Thanks for posting the article. We haven’t financed a car since 1990 and I had no idea financing was so reckless now. My kids are reaching the car-buying age and I really hope they consider the debt they might assume. As for hubby and me, we drive a 1984 Mercedes 300TD and a 2001 BMW 535i, both bought used, with cash. It’s the only way to go. We still have our 1990 VW Vanagon Multivan. Anyone want to buy it? ;o)
The other thread has 266+ replies already. Why do we need another, wherein we’ll get the exact same replies? :P
Normally I don’t care (because the search engine is so wretched) but this is ridiculous.
Nothing has changed for over 100 years. As Scrooge says:
"Fools who have no money spend it, get in debt, then try to end it. Seek me out to befriend 'em, knowing I have cash to lend them."
LOL !
Insane isn’t it? $700 is the rent I pay on my apartment....unbelievable.....I’m shoveling away money with an expense that low, and these idiots couldn’t pass up that all for a stupid truck? Dumb dumb dumb.....
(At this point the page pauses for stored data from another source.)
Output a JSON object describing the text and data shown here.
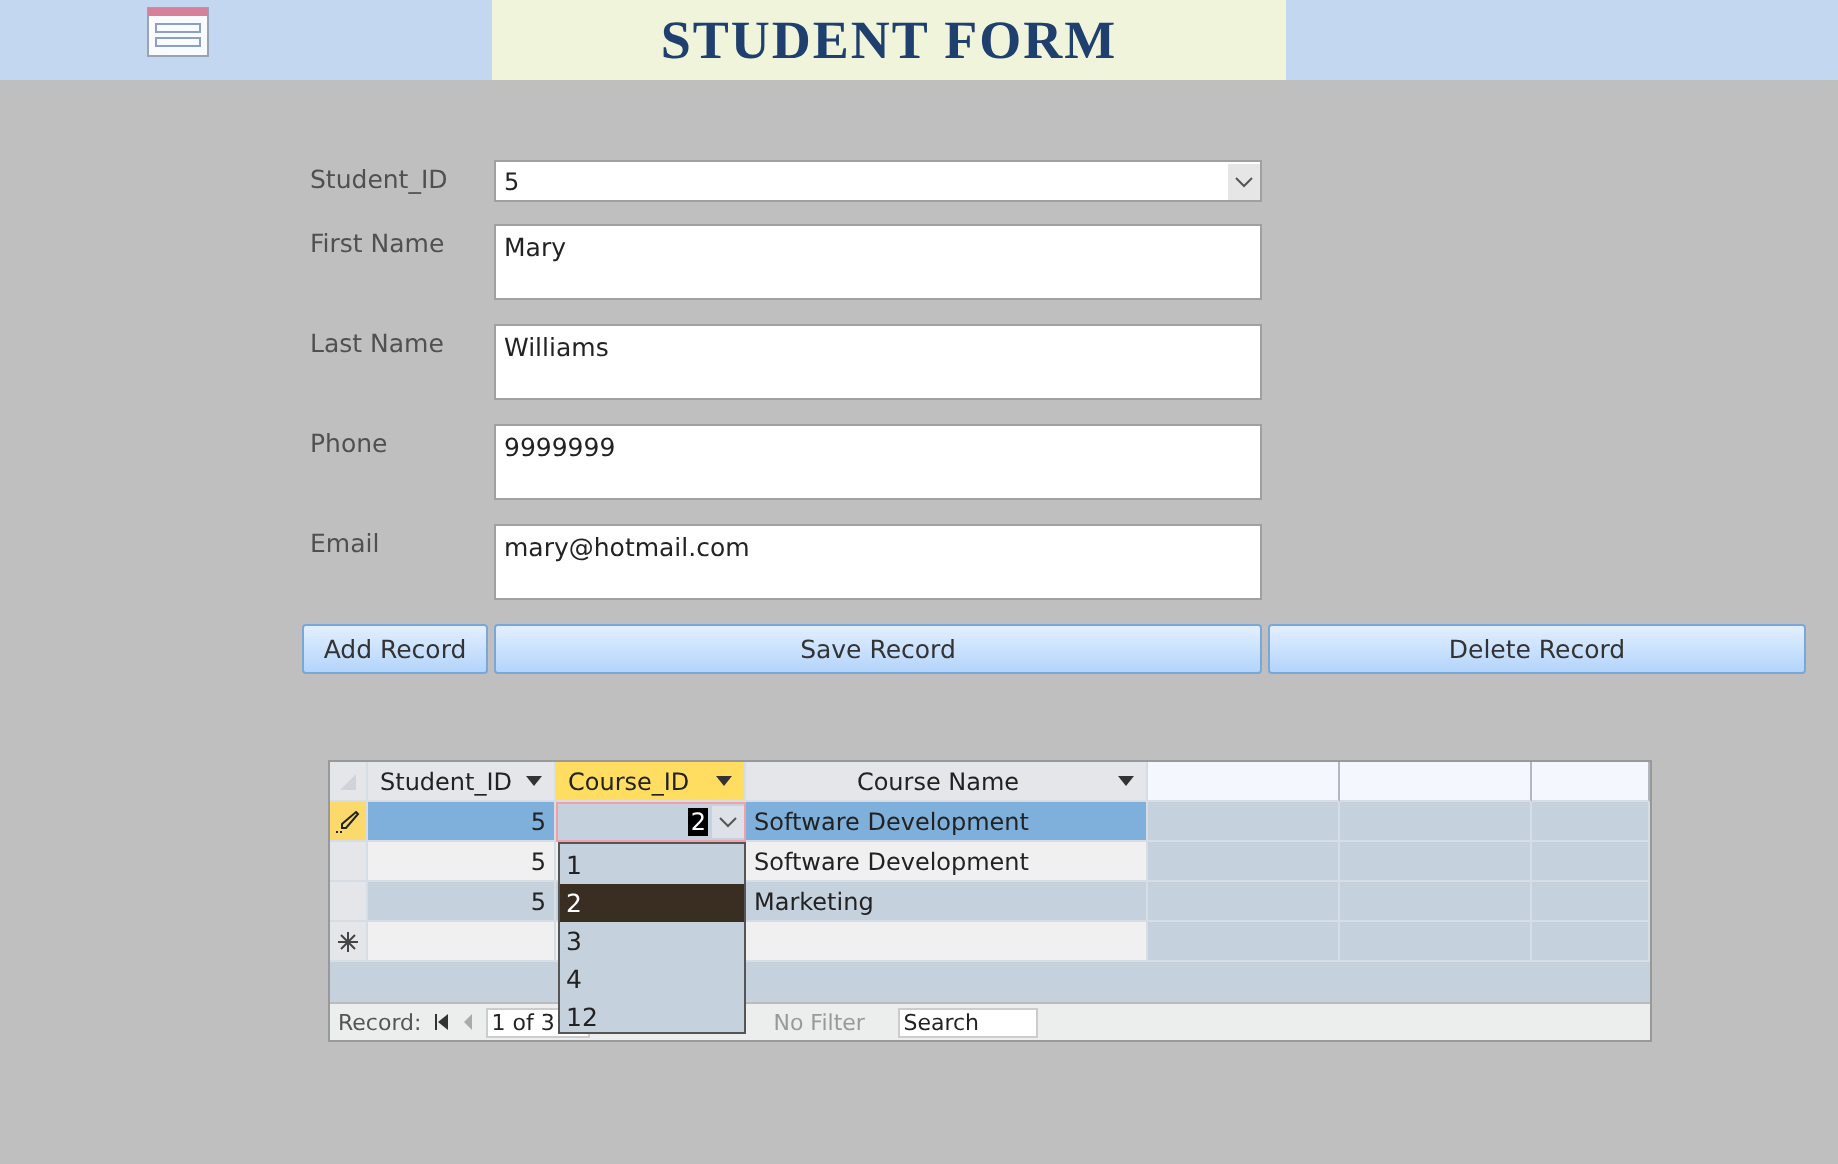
{
  "header": {
    "title": "STUDENT FORM"
  },
  "form": {
    "fields": [
      {
        "label": "Student_ID",
        "value": "5",
        "kind": "combo"
      },
      {
        "label": "First Name",
        "value": "Mary",
        "kind": "text"
      },
      {
        "label": "Last Name",
        "value": "Williams",
        "kind": "text"
      },
      {
        "label": "Phone",
        "value": "9999999",
        "kind": "text"
      },
      {
        "label": "Email",
        "value": "mary@hotmail.com",
        "kind": "text"
      }
    ],
    "buttons": [
      "Add Record",
      "Save Record",
      "Delete Record"
    ]
  },
  "datasheet": {
    "columns": [
      {
        "label": "Student_ID",
        "selected": false
      },
      {
        "label": "Course_ID",
        "selected": true
      },
      {
        "label": "Course Name",
        "selected": false
      }
    ],
    "rows": [
      {
        "student_id": "5",
        "course_id": "2",
        "course_name": "Software Development",
        "selected": true
      },
      {
        "student_id": "5",
        "course_name": "Software Development",
        "selected": false
      },
      {
        "student_id": "5",
        "course_name": "Marketing",
        "selected": false
      }
    ],
    "dropdown": [
      {
        "label": "1",
        "selected": false
      },
      {
        "label": "2",
        "selected": true
      },
      {
        "label": "3",
        "selected": false
      },
      {
        "label": "4",
        "selected": false
      },
      {
        "label": "12",
        "selected": false
      }
    ],
    "navigation": {
      "label": "Record:",
      "position": "1 of 3",
      "filter": "No Filter",
      "search": "Search"
    }
  }
}
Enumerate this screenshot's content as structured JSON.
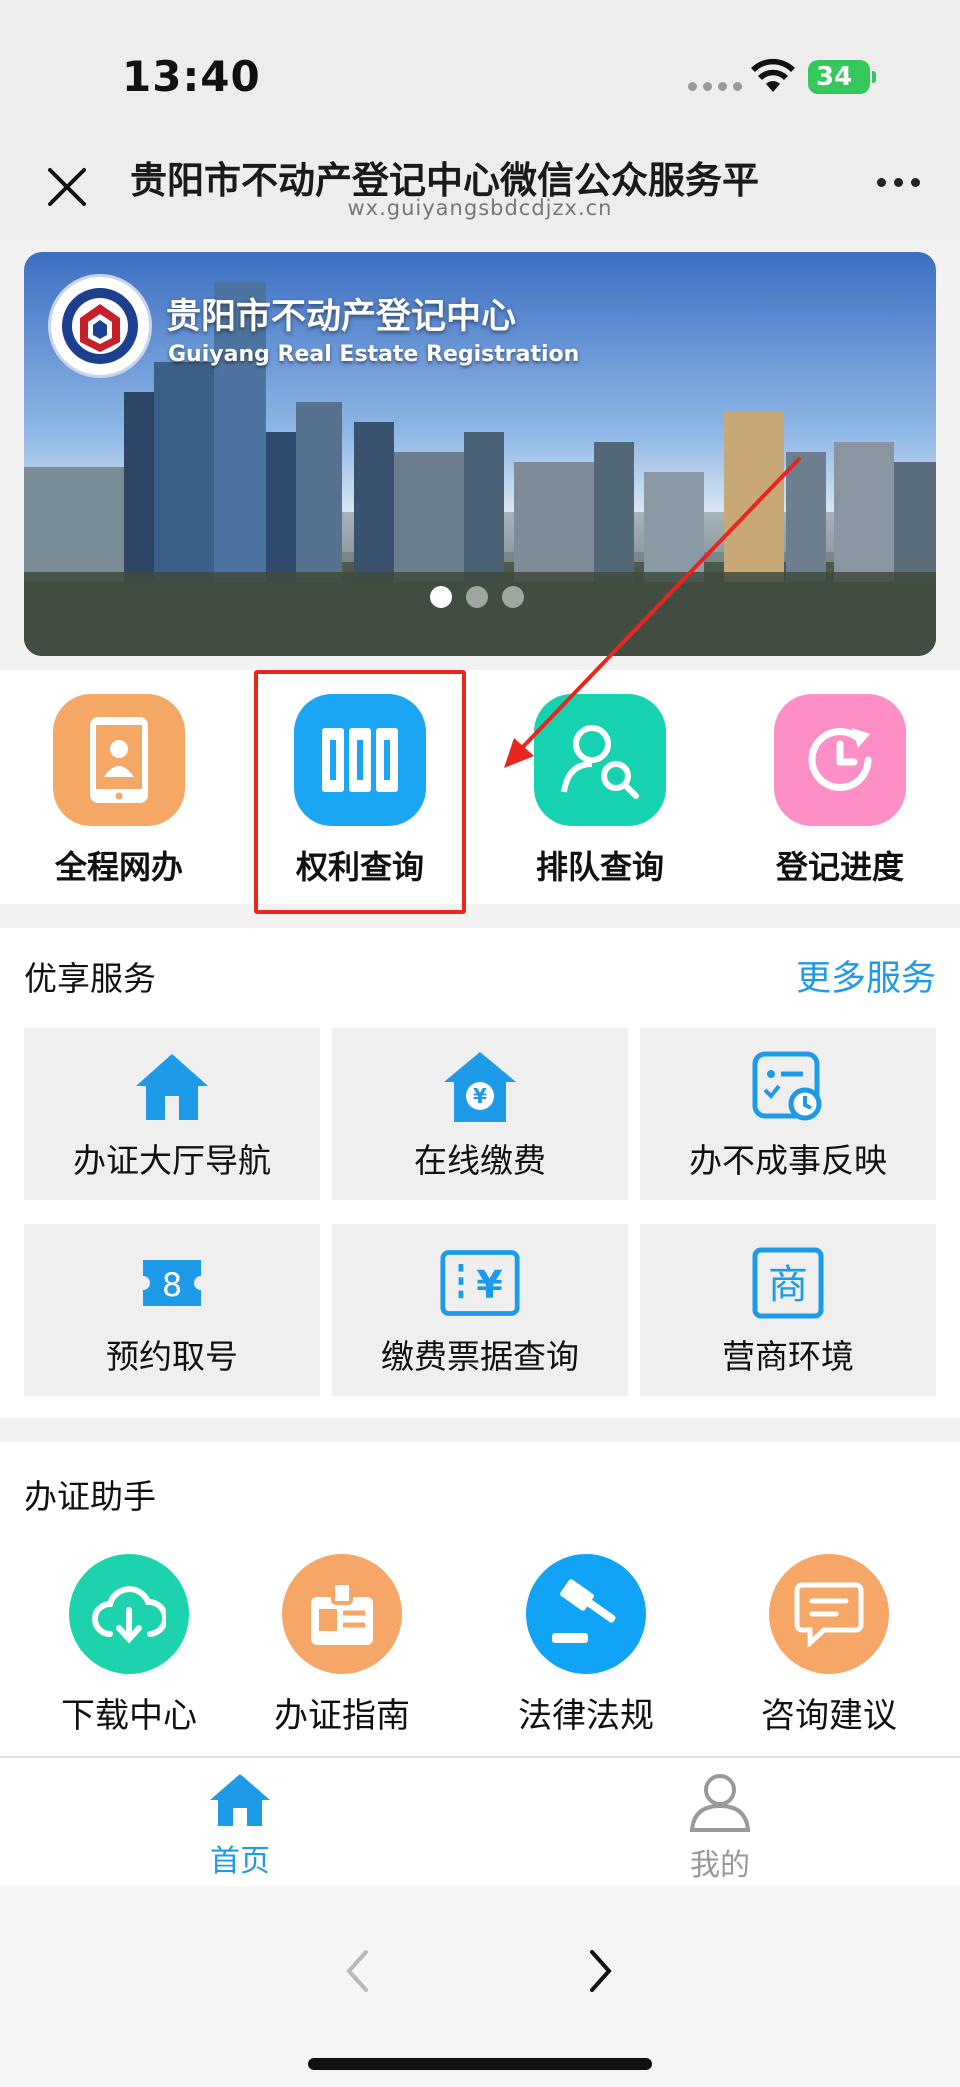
{
  "status_bar": {
    "time": "13:40",
    "battery": "34"
  },
  "nav": {
    "title": "贵阳市不动产登记中心微信公众服务平",
    "url": "wx.guiyangsbdcdjzx.cn"
  },
  "banner": {
    "title": "贵阳市不动产登记中心",
    "subtitle": "Guiyang Real Estate Registration",
    "slide_count": 3,
    "active_slide": 1
  },
  "quick_menu": [
    {
      "label": "全程网办",
      "icon": "phone-user-icon",
      "color": "#f5a866"
    },
    {
      "label": "权利查询",
      "icon": "books-icon",
      "color": "#1aa6f2"
    },
    {
      "label": "排队查询",
      "icon": "user-search-icon",
      "color": "#17d2b0"
    },
    {
      "label": "登记进度",
      "icon": "clock-refresh-icon",
      "color": "#fd8fc6"
    }
  ],
  "services": {
    "title": "优享服务",
    "more": "更多服务",
    "items": [
      {
        "label": "办证大厅导航",
        "icon": "home-icon"
      },
      {
        "label": "在线缴费",
        "icon": "house-yen-icon"
      },
      {
        "label": "办不成事反映",
        "icon": "feedback-card-icon"
      },
      {
        "label": "预约取号",
        "icon": "ticket-icon"
      },
      {
        "label": "缴费票据查询",
        "icon": "yen-receipt-icon"
      },
      {
        "label": "营商环境",
        "icon": "shang-icon"
      }
    ]
  },
  "assistant": {
    "title": "办证助手",
    "items": [
      {
        "label": "下载中心",
        "icon": "cloud-download-icon",
        "color": "#1cd3ad"
      },
      {
        "label": "办证指南",
        "icon": "guide-id-icon",
        "color": "#f6a767"
      },
      {
        "label": "法律法规",
        "icon": "gavel-icon",
        "color": "#11a3f5"
      },
      {
        "label": "咨询建议",
        "icon": "chat-icon",
        "color": "#f6a767"
      }
    ]
  },
  "tabbar": {
    "home": "首页",
    "mine": "我的"
  },
  "colors": {
    "accent": "#1e9be8",
    "highlight": "#e8261f"
  }
}
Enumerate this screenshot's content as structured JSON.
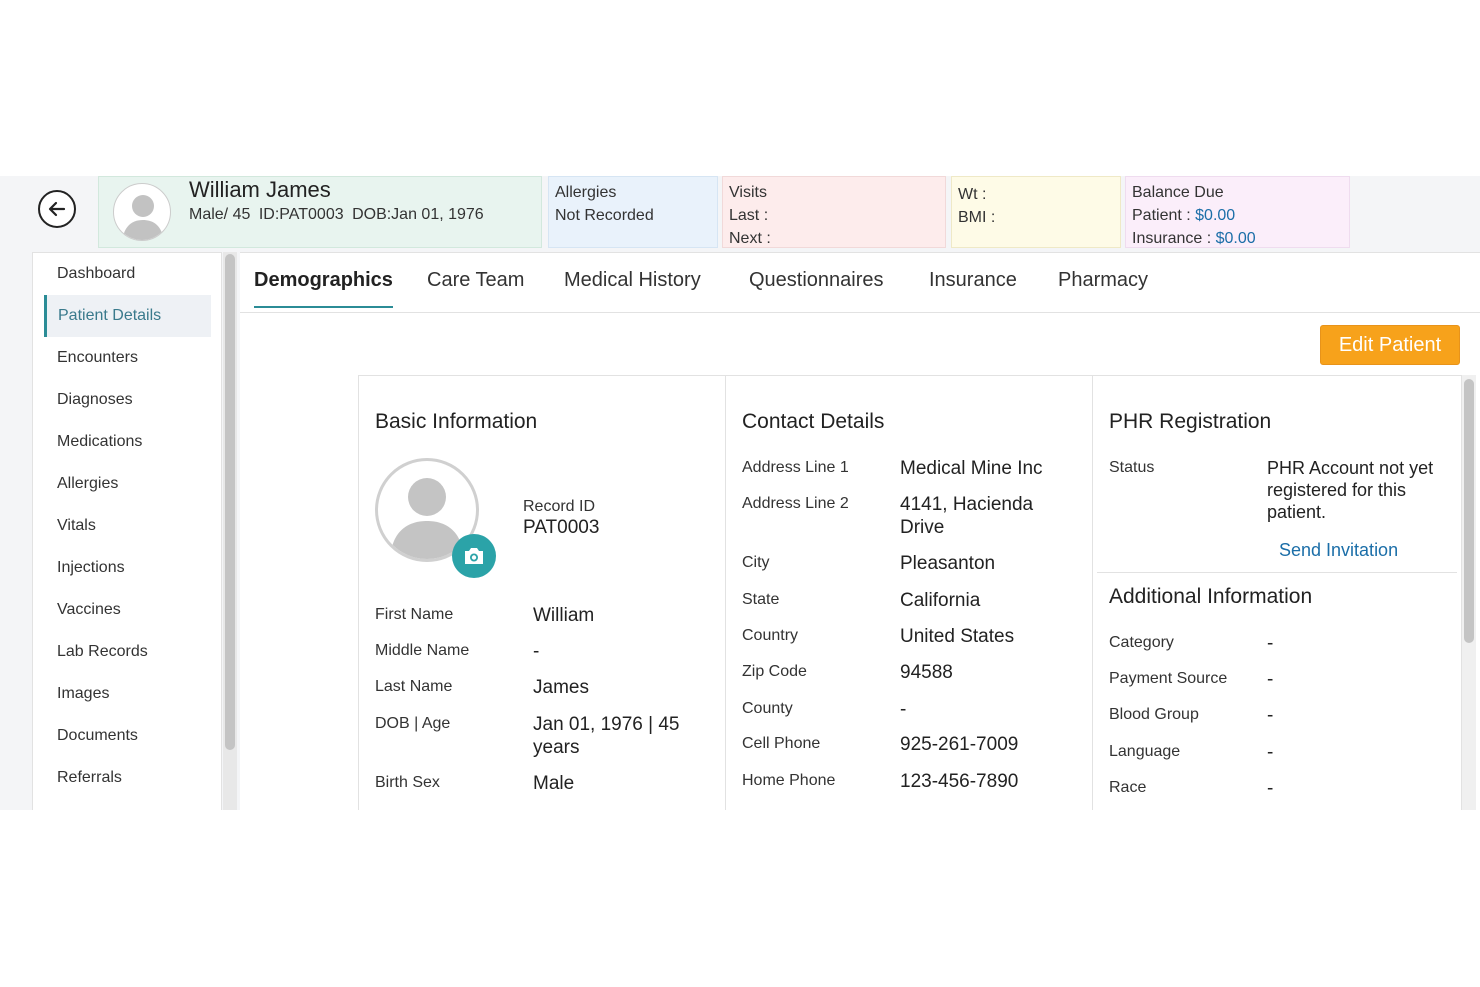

“Sell the SUV yourselves. Doesn’t everyone know by now that car dealerships don’t give you squat on trade-ins?”
Yep, that one always blows my mind.
Yeah selling a car can be annoying, but it is more then worth the time and effort.
That and people buying brand new that have no business doing so, mostly young people. They should be buying used. These days cars are far more reliable, it not an issue.
I didn’t buy new until I was 39 and could afford to pay for the whole thing, no financing.
Not to mention people never learn to do even the basic maintainance themselves.
Money has been to easy for to long.
Now the value of that money is declining.
Interestingly, there is something to be said about being heavily in debt while the currency is declining. It is really the lenders that are going to eat it under these conditions. The dollars used to pay back the debt are worth significantly less than what they were worth when they were borrowed.
The opposite is true for those who have large cash holdings. If the value of the dollar declines 15%, they’ve lost 15% of the value of their holdings.